Pirate captain Jack Sparrow steals a ship in hopes of catching the pirate crew that stole his own ship, The Black Pearl. However, a horrible curse has befallen his former crew, turning them into undead creatures in search of a means of reversing their fate.

Johnny Depp is fun to watch as the pirate captain, and his scenes opposite Geoffrey Rush are among some of the best in the movie. The special effects might be too frightening for small children, but Pirates should be lots of fun for everyone else.

Finding Nemo

4 stars

G

Starring Albert Brooks, Ellen DeGeneres

Marlin, a skittish clown fish, loses his entire family in an unfortunate underwater incident save his son, Nemo. When a scuba diving dentist takes Nemo home to his office fish tank, Marlin sets off to rescue him.

Pixar hits another one out of the park. The vastness of the ocean provides ample opportunities for Pixar’s CG artists to play. The ample eye-candy serves to support, not distract from, the clever story and charming characters.

The League of Extraordinary Gentlemen

PG-13

3 stars

Directed By Stephen Norrington

Starring Sean Connery, Peta Wilson

Alan Quartermain, Minna Harker, The Invisible Man, Dorian Gray, Dr.

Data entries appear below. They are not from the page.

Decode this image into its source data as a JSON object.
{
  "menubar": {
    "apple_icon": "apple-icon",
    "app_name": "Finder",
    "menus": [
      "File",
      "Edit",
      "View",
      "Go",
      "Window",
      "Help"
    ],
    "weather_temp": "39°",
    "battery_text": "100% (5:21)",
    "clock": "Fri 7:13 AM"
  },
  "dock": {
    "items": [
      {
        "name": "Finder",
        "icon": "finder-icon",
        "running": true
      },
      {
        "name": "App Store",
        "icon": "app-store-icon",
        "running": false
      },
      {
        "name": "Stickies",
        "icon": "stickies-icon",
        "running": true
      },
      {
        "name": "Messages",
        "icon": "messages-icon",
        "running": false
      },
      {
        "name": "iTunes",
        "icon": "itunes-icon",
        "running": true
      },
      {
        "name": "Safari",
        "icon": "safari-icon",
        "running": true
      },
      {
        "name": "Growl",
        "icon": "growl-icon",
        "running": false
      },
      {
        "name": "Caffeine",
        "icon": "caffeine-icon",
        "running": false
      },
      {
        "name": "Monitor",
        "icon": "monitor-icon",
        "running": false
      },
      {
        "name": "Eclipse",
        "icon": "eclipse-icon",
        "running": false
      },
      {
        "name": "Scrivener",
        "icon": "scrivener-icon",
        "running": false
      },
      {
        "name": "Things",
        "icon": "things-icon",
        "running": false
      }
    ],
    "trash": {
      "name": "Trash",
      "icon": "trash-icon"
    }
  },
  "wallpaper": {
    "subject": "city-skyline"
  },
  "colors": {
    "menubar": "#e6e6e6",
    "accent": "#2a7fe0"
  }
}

Jekyll, Captain Nemo and Tom Sawyer are recruited by a mysterious man to combat the forces of The Phantom, who wishes to start a world war as a means to profit from his next generation of modern weapons.

The comic book adaptation gets a Victorian treatment. Fans not vehemently attached to Alan Moore’s source material should enjoy League’s gothic scenery, reminiscent of ‘Batman.’ Although frequently guilty of overexposition, League ties a variety of classic literary heroes together in an entertaining manner.